Last year during the municipal elections in Albany, one aspect of the controversial Ward II City Commission race was headed in a patently unfair direction before Albany City Manager James Taylor stepped in.
The election still has not been fully laid to rest, though Ivey Hines was seated at the commission table to represent Ward II. His opponent, Melissa Strother, is challenging the results with a lawsuit in Dougherty Superior Court.
Strother charges irregularities in the election, but the biggest issue is whether 247 votes that were cast for a third candidate, Cheryl Calhoun, who was disqualified from the Ward II race, should have been included in the total number of votes cast. Dougherty elections officials ruled, based on information from state elections officials, that Calhoun’s votes were nullified — in effect, never cast — and that Hines won with a simple majority of the votes cast for him and Strother. If Calhoun’s votes were counted against the total, neither Hines nor Strother would have a simple majority and the election would go to a runoff between the two.
Pataula Judicial Circuit Chief Judge Joe Bishop is presiding in the case and has not yet ruled whether to uphold the election results as they stand.
While that case has not been decided, the fate of Calhoun’s candidacy was. The facts are that Calhoun went to the elections office to qualify to run for the Ward I City Commission seat. She was told by elections officials that she was a resident of Ward II, not Ward I. She questioned that, but qualified to run in Ward II. A week before the November election — and deep into the advance voting period — Calhoun’s residency was challenged, the Elections Board reviewed its maps and determined that she actually lives in Ward I — the ward for which she originally wanted to qualify.
What made matters worse was after she was disqualified from the Ward II race, elections officials were bound by state law not to refund her qualifying fee, even though elections officials created the error that resulted in her being kicked out of the race. Taylor stepped forward and did the right thing by paying Calhoun $450 from city funds, the equivalent of her qualification fee.
The unfairness of the law, however, remains. Under Georgia law, a person can attempt to qualify to run for office and has no legal recourse to demand the refund of a qualification fee. This makes sense in some cases, such as those where candidates qualify, pay their fee and then want their money back if the opposition looks too formidable. But when a candidate like Calhoun has attempted to follow the rules and the system lets her down, there should be a mechanism for that candidate to get his or her fee refunded. One could also argue that campaign spending should be refunded as well, but at minimum the qualifying fees should be reimbursed.

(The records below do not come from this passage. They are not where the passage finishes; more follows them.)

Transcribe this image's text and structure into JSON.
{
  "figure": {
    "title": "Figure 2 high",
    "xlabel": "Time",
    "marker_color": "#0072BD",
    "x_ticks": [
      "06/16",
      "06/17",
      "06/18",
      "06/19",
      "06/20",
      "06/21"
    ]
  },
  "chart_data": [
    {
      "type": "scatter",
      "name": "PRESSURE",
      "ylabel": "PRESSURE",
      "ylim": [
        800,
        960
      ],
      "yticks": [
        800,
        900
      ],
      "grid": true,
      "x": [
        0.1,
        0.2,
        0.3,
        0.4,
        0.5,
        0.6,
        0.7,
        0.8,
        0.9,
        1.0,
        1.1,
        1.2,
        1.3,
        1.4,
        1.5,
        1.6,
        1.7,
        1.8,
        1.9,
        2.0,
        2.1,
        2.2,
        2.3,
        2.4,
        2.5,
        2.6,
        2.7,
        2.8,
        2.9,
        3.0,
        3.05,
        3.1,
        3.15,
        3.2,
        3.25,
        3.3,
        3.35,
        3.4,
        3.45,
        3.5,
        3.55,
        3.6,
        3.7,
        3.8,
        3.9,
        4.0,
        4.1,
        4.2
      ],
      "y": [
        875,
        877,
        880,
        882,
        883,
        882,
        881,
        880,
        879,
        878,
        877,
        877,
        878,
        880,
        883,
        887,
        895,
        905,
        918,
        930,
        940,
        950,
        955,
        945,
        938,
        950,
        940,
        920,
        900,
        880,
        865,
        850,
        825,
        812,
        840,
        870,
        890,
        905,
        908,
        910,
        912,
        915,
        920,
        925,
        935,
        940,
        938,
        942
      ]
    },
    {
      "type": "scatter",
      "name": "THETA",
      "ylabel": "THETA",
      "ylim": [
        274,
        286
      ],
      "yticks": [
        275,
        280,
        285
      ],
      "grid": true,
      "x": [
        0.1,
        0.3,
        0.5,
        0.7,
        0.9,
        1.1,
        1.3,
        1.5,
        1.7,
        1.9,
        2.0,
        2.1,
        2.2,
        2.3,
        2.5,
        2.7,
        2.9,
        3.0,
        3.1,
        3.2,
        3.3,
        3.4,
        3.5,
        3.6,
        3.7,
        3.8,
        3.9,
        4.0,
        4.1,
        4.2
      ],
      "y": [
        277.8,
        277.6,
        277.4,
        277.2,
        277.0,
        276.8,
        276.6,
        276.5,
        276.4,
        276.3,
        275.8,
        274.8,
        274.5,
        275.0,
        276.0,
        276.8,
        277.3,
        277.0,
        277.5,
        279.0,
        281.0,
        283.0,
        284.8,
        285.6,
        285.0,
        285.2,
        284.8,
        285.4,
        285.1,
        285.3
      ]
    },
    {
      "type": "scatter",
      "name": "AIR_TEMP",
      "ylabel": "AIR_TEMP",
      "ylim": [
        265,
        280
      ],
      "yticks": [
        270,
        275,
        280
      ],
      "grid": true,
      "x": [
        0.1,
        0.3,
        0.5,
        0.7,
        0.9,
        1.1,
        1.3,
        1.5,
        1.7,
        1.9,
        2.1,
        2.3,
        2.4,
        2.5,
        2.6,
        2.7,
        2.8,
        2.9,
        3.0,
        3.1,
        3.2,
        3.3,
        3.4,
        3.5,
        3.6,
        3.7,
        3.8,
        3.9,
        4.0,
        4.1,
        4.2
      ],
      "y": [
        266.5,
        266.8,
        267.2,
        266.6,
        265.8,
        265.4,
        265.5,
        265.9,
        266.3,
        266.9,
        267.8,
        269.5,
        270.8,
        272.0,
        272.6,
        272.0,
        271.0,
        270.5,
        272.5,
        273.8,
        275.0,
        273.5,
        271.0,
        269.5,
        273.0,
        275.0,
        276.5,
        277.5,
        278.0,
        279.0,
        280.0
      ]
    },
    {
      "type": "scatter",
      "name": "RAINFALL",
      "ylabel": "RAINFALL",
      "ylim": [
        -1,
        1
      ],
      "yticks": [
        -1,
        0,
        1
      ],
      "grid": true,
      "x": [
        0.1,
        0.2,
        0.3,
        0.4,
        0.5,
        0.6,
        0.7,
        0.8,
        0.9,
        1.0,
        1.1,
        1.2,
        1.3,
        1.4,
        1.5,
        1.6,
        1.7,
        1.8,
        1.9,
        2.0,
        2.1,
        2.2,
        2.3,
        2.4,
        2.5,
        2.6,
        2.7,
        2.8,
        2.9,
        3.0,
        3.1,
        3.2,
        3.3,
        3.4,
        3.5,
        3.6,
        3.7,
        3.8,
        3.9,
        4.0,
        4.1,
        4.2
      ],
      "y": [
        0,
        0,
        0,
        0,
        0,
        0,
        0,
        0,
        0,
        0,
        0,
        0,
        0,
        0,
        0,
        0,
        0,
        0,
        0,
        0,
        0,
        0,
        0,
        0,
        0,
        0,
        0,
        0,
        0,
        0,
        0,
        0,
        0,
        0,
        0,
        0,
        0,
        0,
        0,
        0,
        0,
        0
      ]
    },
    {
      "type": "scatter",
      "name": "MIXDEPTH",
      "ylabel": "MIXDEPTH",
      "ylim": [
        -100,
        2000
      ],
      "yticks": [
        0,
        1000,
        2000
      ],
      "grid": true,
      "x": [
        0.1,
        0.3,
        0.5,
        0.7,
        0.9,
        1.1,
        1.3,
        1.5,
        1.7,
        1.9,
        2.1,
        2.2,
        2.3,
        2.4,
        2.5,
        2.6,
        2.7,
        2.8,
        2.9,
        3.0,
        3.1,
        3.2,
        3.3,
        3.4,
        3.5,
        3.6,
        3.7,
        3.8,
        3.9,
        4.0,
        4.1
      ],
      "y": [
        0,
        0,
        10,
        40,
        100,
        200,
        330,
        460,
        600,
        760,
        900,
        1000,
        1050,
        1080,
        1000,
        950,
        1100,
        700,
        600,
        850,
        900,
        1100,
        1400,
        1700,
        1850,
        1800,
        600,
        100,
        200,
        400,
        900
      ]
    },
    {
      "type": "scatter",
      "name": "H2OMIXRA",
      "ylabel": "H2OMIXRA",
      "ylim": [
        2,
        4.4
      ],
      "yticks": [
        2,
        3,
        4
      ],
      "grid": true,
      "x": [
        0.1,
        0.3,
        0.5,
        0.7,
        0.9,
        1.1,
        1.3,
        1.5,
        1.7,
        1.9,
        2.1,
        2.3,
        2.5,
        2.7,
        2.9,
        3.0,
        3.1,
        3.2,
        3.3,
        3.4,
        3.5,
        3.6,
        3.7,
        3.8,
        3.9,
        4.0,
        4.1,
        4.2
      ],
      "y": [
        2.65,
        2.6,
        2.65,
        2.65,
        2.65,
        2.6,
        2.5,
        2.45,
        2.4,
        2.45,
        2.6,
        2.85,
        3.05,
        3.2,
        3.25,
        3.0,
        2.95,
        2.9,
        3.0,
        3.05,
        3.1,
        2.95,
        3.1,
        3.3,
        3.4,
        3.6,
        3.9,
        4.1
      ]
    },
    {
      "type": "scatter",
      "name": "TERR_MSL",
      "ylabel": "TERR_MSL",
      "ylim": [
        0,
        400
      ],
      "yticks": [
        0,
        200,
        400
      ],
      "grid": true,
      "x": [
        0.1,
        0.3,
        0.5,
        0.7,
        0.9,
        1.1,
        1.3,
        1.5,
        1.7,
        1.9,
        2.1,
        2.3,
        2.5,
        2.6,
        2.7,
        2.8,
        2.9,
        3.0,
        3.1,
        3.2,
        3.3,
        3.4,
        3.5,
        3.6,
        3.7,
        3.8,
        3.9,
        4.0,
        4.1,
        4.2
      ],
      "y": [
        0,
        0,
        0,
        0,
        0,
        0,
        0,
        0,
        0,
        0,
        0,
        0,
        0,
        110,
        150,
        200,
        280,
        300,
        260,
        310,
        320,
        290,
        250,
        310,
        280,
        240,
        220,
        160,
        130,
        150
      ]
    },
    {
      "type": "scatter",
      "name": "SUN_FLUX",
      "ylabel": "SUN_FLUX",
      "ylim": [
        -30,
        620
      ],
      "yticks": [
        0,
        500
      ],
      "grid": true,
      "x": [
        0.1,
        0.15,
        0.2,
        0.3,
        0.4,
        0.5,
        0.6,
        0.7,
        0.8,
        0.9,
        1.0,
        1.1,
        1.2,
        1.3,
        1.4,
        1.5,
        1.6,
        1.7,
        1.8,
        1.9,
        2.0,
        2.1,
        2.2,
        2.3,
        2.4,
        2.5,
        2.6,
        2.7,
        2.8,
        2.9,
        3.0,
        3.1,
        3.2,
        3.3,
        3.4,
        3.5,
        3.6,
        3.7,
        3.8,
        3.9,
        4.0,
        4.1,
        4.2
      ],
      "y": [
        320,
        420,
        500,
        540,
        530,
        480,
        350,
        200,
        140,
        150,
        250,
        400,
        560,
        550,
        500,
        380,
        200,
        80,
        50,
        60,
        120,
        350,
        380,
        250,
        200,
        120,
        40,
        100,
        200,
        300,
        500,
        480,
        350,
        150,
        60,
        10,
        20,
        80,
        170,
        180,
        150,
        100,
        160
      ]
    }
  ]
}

State Rep. Ed Rynders, R-Leesburg, has introduced legislation that would do just that — allow for a refund for candidates who are disqualified through no fault of their own. It’s hard to imagine that any Georgia lawmaker would have a problem with adjusting the election law so that the right thing is done.
It won’t give Calhoun a do-over to run for Ward I — that’s been decided for four years — and it won’t resolve the court case pending in regard to Ward II. But in the end, with Rynders’ help, Calhoun will have been instrumental in improving the state’s election system. “To be a part of this makes it worth all the pain I went through,” she said.
And even without a seat at the City Commission table, she will have made a positive impact.